John A De Goes bio photo

John A De Goes

Twitter LinkedIn Github

Why I'm Excited About Scalaz 8

Historically, functional programming in Scala has not been for the faint of heart.

The JVM was built for Java, which is object-oriented, not functional, and Scala allows functional programming but isn’t a functional-first programming language (like Haskell or PureScript).

Some things that are easy in other programming languages, like Monad Transformers Library or profunctor optics, are downright tricky in Scala. Doing full-blown functional programming in Scala really pushes the boundaries of what is possible with the language and the JVM platform.

Thankfully, since at least 2010, the Scala ecosystem has had libraries to make functional programming in Scala easier and more practical. The most mature library with highest adoption is Scalaz.

Scalaz pioneered many of techniques that enable purely functional programming on the JVM, such as trampolined monadic computation. It has a rich history of delivering the most principled approach to problems facing real-world functional programmers.

These, among other reasons, are why my company, SlamData chose Scalaz to power the Quasar analytics compiler, which is easily the largest purely functional Scala open source application in existence.
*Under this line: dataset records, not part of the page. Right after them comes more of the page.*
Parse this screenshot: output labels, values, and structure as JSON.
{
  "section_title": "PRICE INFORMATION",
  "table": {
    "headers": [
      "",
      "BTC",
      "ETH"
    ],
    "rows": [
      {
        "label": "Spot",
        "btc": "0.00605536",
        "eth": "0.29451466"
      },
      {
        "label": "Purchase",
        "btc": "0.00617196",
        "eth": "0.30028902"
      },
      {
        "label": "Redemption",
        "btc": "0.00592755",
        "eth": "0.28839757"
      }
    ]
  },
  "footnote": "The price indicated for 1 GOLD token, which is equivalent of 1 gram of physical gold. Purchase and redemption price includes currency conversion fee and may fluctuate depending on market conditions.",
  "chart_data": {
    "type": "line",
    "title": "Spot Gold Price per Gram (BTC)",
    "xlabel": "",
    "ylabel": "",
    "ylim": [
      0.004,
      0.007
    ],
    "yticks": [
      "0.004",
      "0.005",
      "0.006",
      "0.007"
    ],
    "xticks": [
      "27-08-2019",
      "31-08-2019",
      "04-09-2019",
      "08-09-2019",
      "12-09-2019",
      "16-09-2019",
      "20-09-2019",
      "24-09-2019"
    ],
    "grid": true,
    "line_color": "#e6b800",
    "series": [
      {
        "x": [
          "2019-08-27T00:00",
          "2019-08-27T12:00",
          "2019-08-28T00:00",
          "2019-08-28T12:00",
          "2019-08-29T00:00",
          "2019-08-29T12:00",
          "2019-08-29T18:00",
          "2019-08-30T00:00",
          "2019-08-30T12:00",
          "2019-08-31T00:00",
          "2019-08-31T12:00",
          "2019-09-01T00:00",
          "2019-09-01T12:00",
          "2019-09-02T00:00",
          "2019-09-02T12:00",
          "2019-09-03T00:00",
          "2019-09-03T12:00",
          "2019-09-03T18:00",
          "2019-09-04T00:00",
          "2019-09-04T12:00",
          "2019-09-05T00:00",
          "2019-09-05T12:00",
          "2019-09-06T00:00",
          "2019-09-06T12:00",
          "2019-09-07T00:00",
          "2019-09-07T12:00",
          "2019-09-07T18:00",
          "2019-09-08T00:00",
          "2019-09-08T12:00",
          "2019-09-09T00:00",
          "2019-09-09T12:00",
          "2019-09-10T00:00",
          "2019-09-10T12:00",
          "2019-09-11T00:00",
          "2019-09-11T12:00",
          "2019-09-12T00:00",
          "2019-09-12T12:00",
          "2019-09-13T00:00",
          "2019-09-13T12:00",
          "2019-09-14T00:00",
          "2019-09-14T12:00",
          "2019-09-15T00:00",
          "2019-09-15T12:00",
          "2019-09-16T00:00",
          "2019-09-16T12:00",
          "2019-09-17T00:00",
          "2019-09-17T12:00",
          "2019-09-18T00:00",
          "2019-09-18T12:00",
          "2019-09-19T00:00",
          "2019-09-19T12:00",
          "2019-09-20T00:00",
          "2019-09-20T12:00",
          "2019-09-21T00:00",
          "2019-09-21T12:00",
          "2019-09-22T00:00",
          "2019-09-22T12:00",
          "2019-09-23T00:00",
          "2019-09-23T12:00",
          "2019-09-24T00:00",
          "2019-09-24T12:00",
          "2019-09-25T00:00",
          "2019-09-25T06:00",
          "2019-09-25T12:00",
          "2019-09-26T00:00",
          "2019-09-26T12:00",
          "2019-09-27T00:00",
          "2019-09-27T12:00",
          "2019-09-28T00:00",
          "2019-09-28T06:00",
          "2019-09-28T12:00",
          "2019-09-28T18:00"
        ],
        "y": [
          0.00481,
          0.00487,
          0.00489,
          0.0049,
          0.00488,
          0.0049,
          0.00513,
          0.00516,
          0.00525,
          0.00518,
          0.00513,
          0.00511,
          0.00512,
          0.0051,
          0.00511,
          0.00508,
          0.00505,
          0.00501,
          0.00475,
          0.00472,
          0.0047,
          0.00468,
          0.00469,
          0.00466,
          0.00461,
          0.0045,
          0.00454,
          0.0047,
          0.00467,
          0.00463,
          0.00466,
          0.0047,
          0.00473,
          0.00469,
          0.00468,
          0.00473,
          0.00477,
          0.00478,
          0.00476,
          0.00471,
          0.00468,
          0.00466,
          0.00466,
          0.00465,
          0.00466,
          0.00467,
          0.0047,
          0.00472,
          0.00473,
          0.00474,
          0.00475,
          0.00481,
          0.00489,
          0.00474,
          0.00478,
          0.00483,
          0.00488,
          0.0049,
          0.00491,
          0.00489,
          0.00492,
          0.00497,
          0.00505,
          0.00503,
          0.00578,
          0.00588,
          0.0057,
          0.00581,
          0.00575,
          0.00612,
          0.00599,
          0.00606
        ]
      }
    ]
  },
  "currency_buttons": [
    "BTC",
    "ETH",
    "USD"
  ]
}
The current version of Scalaz 7, while the most feature-complete and widely deployed library for functional programming in Scala, is also showing signs of age. We now know better ways to model some things (like type classes and lenses), and several new abstractions have proven themselves enough to become viable for mainstream use.

Fortunately for commercial Scala developers, Scalaz 8 is under active development, and I’m happy to announce that at the request of several existing contributors, I’ve joined the Scalaz 8 development team!

While there’s much more work to do before Scalaz 8 is ready for use, I’m very excited about its potential. In this post, I’ll share a few reasons why you might be, too!

The Missing Standard Library

The vision for Scalaz has always been to provide a batteries-included environment for functional programming in Scala.

This means Scalaz provides standard building blocks that can be used to construct and describe functional solutions. It’s a standard library for FP, if you will.

Functional programming, in the statically-typed, category-theoretic variant popularized by Haskell, relies on a tool bag of abstractions, such as monads and monoids, as well as essential data types like lists, the effect-encapsulating IO structure, and so on.

There’s broad consensus on what’s in this tool bag, and it includes all of the following (both definitions and implementations for standard types):

  • Data structures, like lists, optional data, and maps.
  • Algebraic structures, like rings and monoids.
  • CT structures, like monads and natural transformations.
  • Optics, like prisms and lenses.
  • Recursion schemes, like catamorphisms and anamorphisms.
  • A low-level effect system with concurrency primitives.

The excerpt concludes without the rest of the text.